Il y avait de grands instants de silence, des ricanements énormes.
Des méchants se réjouissaient devant la dilapidation de deux formes humaines. Parfois une voix d’homme s’élevait. On écartait les enfants. Un citoyen ayant donné des ordres. Mais on ne savait que faire pour interrompre le curieux et magique spectacle dominical. Mme Allespic avait emporté la clef du magasin, dont par négligence inhabituelle ou malchance étrangement singulière, un double n’avait été confié à personne.
[…]
Le nez du marié avait fondu le premier, puis ce personnage tiré à quatre épingles, familier à tout Richelieu de la semaine et des dimanches, avait perdu ses cils, et de grosses larmes grasses avaient coulé de ses joues sur le plastron de son smoking d’apparat publicitaire. Son visage exprimait une tristesse indicible, il se dissolvait et vieillissait furtivement de minute en minute, avec de sourdes hâtes.
[…]
La mariée était effrayante à voir. Personne ne songeait à rire de son infortune suprême. Moins tôt atteinte et affligée que son conjoint, sous la protection vaporeuse du voile nuptial, qui tamisait l’accablement solaire et ses radiations implacables sur la place du Marché, la forme charmante et frêle s’était décomposée plus rapidement, quand le soleil avait tourné derrière les flèches de Notre-Dame.Le visage tout entier, amenuisant son étroit ovale, s’était écoulé, et sa fine contexture s’épanchait en stalactites épaisses sur sa jeune poitrine.
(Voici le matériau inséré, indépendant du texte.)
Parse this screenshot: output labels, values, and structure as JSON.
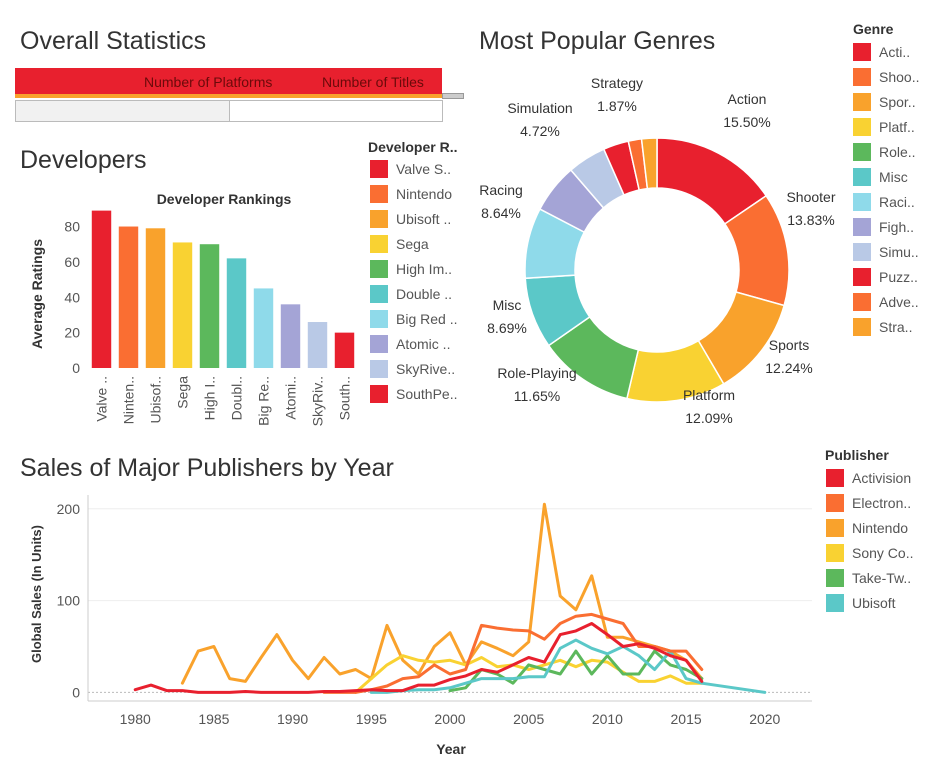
{
  "overall": {
    "title": "Overall Statistics",
    "col_platforms": "Number of Platforms",
    "col_titles": "Number of Titles"
  },
  "developers": {
    "title": "Developers",
    "legend_title": "Developer R..",
    "legend": [
      {
        "label": "Valve S..",
        "color": "#e8202e"
      },
      {
        "label": "Nintendo",
        "color": "#fa6e32"
      },
      {
        "label": "Ubisoft ..",
        "color": "#f9a22c"
      },
      {
        "label": "Sega",
        "color": "#f9d232"
      },
      {
        "label": "High Im..",
        "color": "#5cb85c"
      },
      {
        "label": "Double ..",
        "color": "#5bc8c8"
      },
      {
        "label": "Big Red ..",
        "color": "#8fdaea"
      },
      {
        "label": "Atomic ..",
        "color": "#a4a4d6"
      },
      {
        "label": "SkyRive..",
        "color": "#b9c9e6"
      },
      {
        "label": "SouthPe..",
        "color": "#e8202e"
      }
    ]
  },
  "genres": {
    "title": "Most Popular Genres",
    "legend_title": "Genre",
    "legend": [
      {
        "label": "Acti..",
        "color": "#e8202e"
      },
      {
        "label": "Shoo..",
        "color": "#fa6e32"
      },
      {
        "label": "Spor..",
        "color": "#f9a22c"
      },
      {
        "label": "Platf..",
        "color": "#f9d232"
      },
      {
        "label": "Role..",
        "color": "#5cb85c"
      },
      {
        "label": "Misc",
        "color": "#5bc8c8"
      },
      {
        "label": "Raci..",
        "color": "#8fdaea"
      },
      {
        "label": "Figh..",
        "color": "#a4a4d6"
      },
      {
        "label": "Simu..",
        "color": "#b9c9e6"
      },
      {
        "label": "Puzz..",
        "color": "#e8202e"
      },
      {
        "label": "Adve..",
        "color": "#fa6e32"
      },
      {
        "label": "Stra..",
        "color": "#f9a22c"
      }
    ]
  },
  "publishers": {
    "title": "Sales of Major Publishers by Year",
    "legend_title": "Publisher",
    "legend": [
      {
        "label": "Activision",
        "color": "#e8202e"
      },
      {
        "label": "Electron..",
        "color": "#fa6e32"
      },
      {
        "label": "Nintendo",
        "color": "#f9a22c"
      },
      {
        "label": "Sony Co..",
        "color": "#f9d232"
      },
      {
        "label": "Take-Tw..",
        "color": "#5cb85c"
      },
      {
        "label": "Ubisoft",
        "color": "#5bc8c8"
      }
    ]
  },
  "chart_data": [
    {
      "type": "bar",
      "title": "Developer Rankings",
      "ylabel": "Average Ratings",
      "xlabel": "",
      "ylim": [
        0,
        95
      ],
      "yticks": [
        0,
        20,
        40,
        60,
        80
      ],
      "categories": [
        "Valve ..",
        "Ninten..",
        "Ubisof..",
        "Sega",
        "High I..",
        "Doubl..",
        "Big Re..",
        "Atomi..",
        "SkyRiv..",
        "South.."
      ],
      "values": [
        89,
        80,
        79,
        71,
        70,
        62,
        45,
        36,
        26,
        20
      ],
      "colors": [
        "#e8202e",
        "#fa6e32",
        "#f9a22c",
        "#f9d232",
        "#5cb85c",
        "#5bc8c8",
        "#8fdaea",
        "#a4a4d6",
        "#b9c9e6",
        "#e8202e"
      ]
    },
    {
      "type": "pie",
      "title": "",
      "categories": [
        "Action",
        "Shooter",
        "Sports",
        "Platform",
        "Role-Playing",
        "Misc",
        "Racing",
        "Fighting",
        "Simulation",
        "Puzzle",
        "Adventure",
        "Strategy"
      ],
      "values": [
        15.5,
        13.83,
        12.24,
        12.09,
        11.65,
        8.69,
        8.64,
        6.04,
        4.72,
        3.11,
        1.62,
        1.87
      ],
      "labels": [
        {
          "name": "Action",
          "pct": "15.50%"
        },
        {
          "name": "Shooter",
          "pct": "13.83%"
        },
        {
          "name": "Sports",
          "pct": "12.24%"
        },
        {
          "name": "Platform",
          "pct": "12.09%"
        },
        {
          "name": "Role-Playing",
          "pct": "11.65%"
        },
        {
          "name": "Misc",
          "pct": "8.69%"
        },
        {
          "name": "Racing",
          "pct": "8.64%"
        },
        {
          "name": "Simulation",
          "pct": "4.72%"
        },
        {
          "name": "Strategy",
          "pct": "1.87%"
        }
      ],
      "colors": [
        "#e8202e",
        "#fa6e32",
        "#f9a22c",
        "#f9d232",
        "#5cb85c",
        "#5bc8c8",
        "#8fdaea",
        "#a4a4d6",
        "#b9c9e6",
        "#e8202e",
        "#fa6e32",
        "#f9a22c"
      ]
    },
    {
      "type": "line",
      "title": "",
      "xlabel": "Year",
      "ylabel": "Global Sales (In Units)",
      "xlim": [
        1977,
        2023
      ],
      "ylim": [
        -5,
        215
      ],
      "xticks": [
        1980,
        1985,
        1990,
        1995,
        2000,
        2005,
        2010,
        2015,
        2020
      ],
      "yticks": [
        0,
        100,
        200
      ],
      "series": [
        {
          "name": "Nintendo",
          "color": "#f9a22c",
          "x": [
            1983,
            1984,
            1985,
            1986,
            1987,
            1988,
            1989,
            1990,
            1991,
            1992,
            1993,
            1994,
            1995,
            1996,
            1997,
            1998,
            1999,
            2000,
            2001,
            2002,
            2003,
            2004,
            2005,
            2006,
            2007,
            2008,
            2009,
            2010,
            2011,
            2012,
            2013,
            2014,
            2015,
            2016
          ],
          "y": [
            10,
            45,
            50,
            15,
            12,
            38,
            63,
            35,
            15,
            38,
            20,
            25,
            15,
            73,
            35,
            20,
            50,
            65,
            30,
            55,
            48,
            40,
            55,
            205,
            105,
            90,
            127,
            60,
            60,
            55,
            50,
            45,
            35,
            15
          ]
        },
        {
          "name": "Sony Co..",
          "color": "#f9d232",
          "x": [
            1994,
            1995,
            1996,
            1997,
            1998,
            1999,
            2000,
            2001,
            2002,
            2003,
            2004,
            2005,
            2006,
            2007,
            2008,
            2009,
            2010,
            2011,
            2012,
            2013,
            2014,
            2015,
            2016
          ],
          "y": [
            0,
            15,
            30,
            40,
            35,
            33,
            35,
            30,
            38,
            28,
            30,
            25,
            30,
            35,
            28,
            35,
            33,
            22,
            12,
            12,
            18,
            10,
            10
          ]
        },
        {
          "name": "Take-Tw..",
          "color": "#5cb85c",
          "x": [
            2000,
            2001,
            2002,
            2003,
            2004,
            2005,
            2006,
            2007,
            2008,
            2009,
            2010,
            2011,
            2012,
            2013,
            2014,
            2015,
            2016
          ],
          "y": [
            2,
            5,
            25,
            20,
            10,
            30,
            25,
            20,
            45,
            20,
            40,
            20,
            20,
            45,
            30,
            25,
            15
          ]
        },
        {
          "name": "Ubisoft",
          "color": "#5bc8c8",
          "x": [
            1995,
            1996,
            1997,
            1998,
            1999,
            2000,
            2001,
            2002,
            2003,
            2004,
            2005,
            2006,
            2007,
            2008,
            2009,
            2010,
            2011,
            2012,
            2013,
            2014,
            2015,
            2016,
            2020
          ],
          "y": [
            0,
            0,
            2,
            3,
            3,
            5,
            10,
            15,
            15,
            15,
            17,
            17,
            48,
            57,
            48,
            42,
            50,
            40,
            25,
            45,
            15,
            10,
            0
          ]
        },
        {
          "name": "Electron..",
          "color": "#fa6e32",
          "x": [
            1992,
            1993,
            1994,
            1995,
            1996,
            1997,
            1998,
            1999,
            2000,
            2001,
            2002,
            2003,
            2004,
            2005,
            2006,
            2007,
            2008,
            2009,
            2010,
            2011,
            2012,
            2013,
            2014,
            2015,
            2016
          ],
          "y": [
            0,
            0,
            0,
            3,
            7,
            15,
            17,
            30,
            20,
            25,
            73,
            70,
            68,
            67,
            58,
            75,
            83,
            85,
            80,
            75,
            50,
            50,
            45,
            45,
            25
          ]
        },
        {
          "name": "Activision",
          "color": "#e8202e",
          "x": [
            1980,
            1981,
            1982,
            1983,
            1984,
            1985,
            1986,
            1987,
            1988,
            1989,
            1990,
            1991,
            1992,
            1993,
            1994,
            1995,
            1996,
            1997,
            1998,
            1999,
            2000,
            2001,
            2002,
            2003,
            2004,
            2005,
            2006,
            2007,
            2008,
            2009,
            2010,
            2011,
            2012,
            2013,
            2014,
            2015,
            2016
          ],
          "y": [
            3,
            8,
            2,
            2,
            0,
            0,
            0,
            1,
            0,
            0,
            0,
            0,
            1,
            1,
            2,
            3,
            2,
            2,
            8,
            8,
            14,
            18,
            25,
            22,
            30,
            38,
            33,
            63,
            67,
            75,
            63,
            50,
            53,
            48,
            40,
            35,
            12
          ]
        }
      ]
    }
  ]
}
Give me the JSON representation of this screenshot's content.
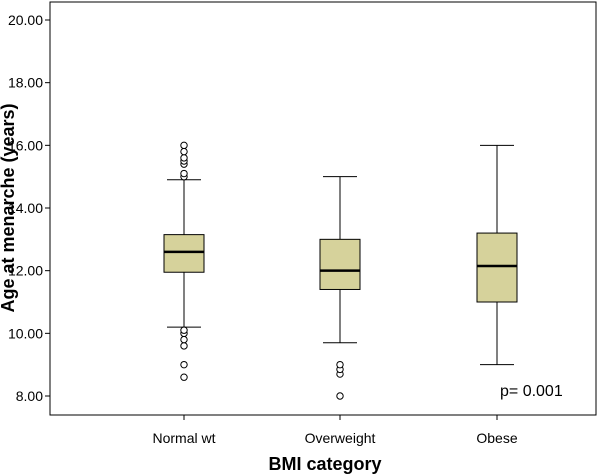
{
  "chart_data": {
    "type": "boxplot",
    "title": "",
    "xlabel": "BMI category",
    "ylabel": "Age at menarche (years)",
    "ylim": [
      7.6,
      20.4
    ],
    "yticks": [
      "8.00",
      "10.00",
      "12.00",
      "14.00",
      "16.00",
      "18.00",
      "20.00"
    ],
    "grid": false,
    "categories": [
      "Normal wt",
      "Overweight",
      "Obese"
    ],
    "box_color": "#d6d29b",
    "boxes": [
      {
        "category": "Normal wt",
        "whisker_low": 10.2,
        "q1": 11.95,
        "median": 12.6,
        "q3": 13.15,
        "whisker_high": 14.9,
        "outliers": [
          15.0,
          15.1,
          15.4,
          15.5,
          15.6,
          15.8,
          16.0,
          8.6,
          9.0,
          9.6,
          9.8,
          10.0,
          10.1
        ]
      },
      {
        "category": "Overweight",
        "whisker_low": 9.7,
        "q1": 11.4,
        "median": 12.0,
        "q3": 13.0,
        "whisker_high": 15.0,
        "outliers": [
          8.0,
          8.7,
          8.85,
          9.0
        ]
      },
      {
        "category": "Obese",
        "whisker_low": 9.0,
        "q1": 11.0,
        "median": 12.15,
        "q3": 13.2,
        "whisker_high": 16.0,
        "outliers": []
      }
    ],
    "annotation": "p= 0.001"
  }
}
La coulée des cires liquoreuses avait dégagé, puis mis à nu, tout un solide système dentaire, qui s’entrebaillait après avoir paru sourire, sur le gouffre de la bouche ouverte où se propageait la fonte des cires.
[…]
Yeux bleux… Luisantes et lumineuses, les prunelles vitrières de ma jeune soeur sans visage suspendaient leurs fixes regards à des fils de fer mobiles, que maintenait l’ossature cachée sous les mousselines… Et la confrèrie, progressivement plus muette de certains spectateurs mystiques restait immobile, béante, considérant dans le mirage du vitrage, autour de la grâce liliale de la novice défunte, sur leurs visages sillonnés des glissements fluviaux de la sueur, la liquide couronne de l’agonie au pilori de vie soudain désincarnée.
Yeux bleux…
Clair n’était absent… Mon coeur, mon âme étaient là, au premier rang…
Yeux de ciel.
Yeux de mer. Yeux de rêve. Dans quelle immensité bleue ai-je rencontré ces yeux de vie, ou de mort? …
[…]
Une magique aiguille dorée transperçait, sous les satins virginaux de la mariée, déshonorée dans sa dépouille par les éjections cireuses, un sacrilège cœur animal, qui fut expressément identifié par le boucher Branchu, de la rue de l’Écluse.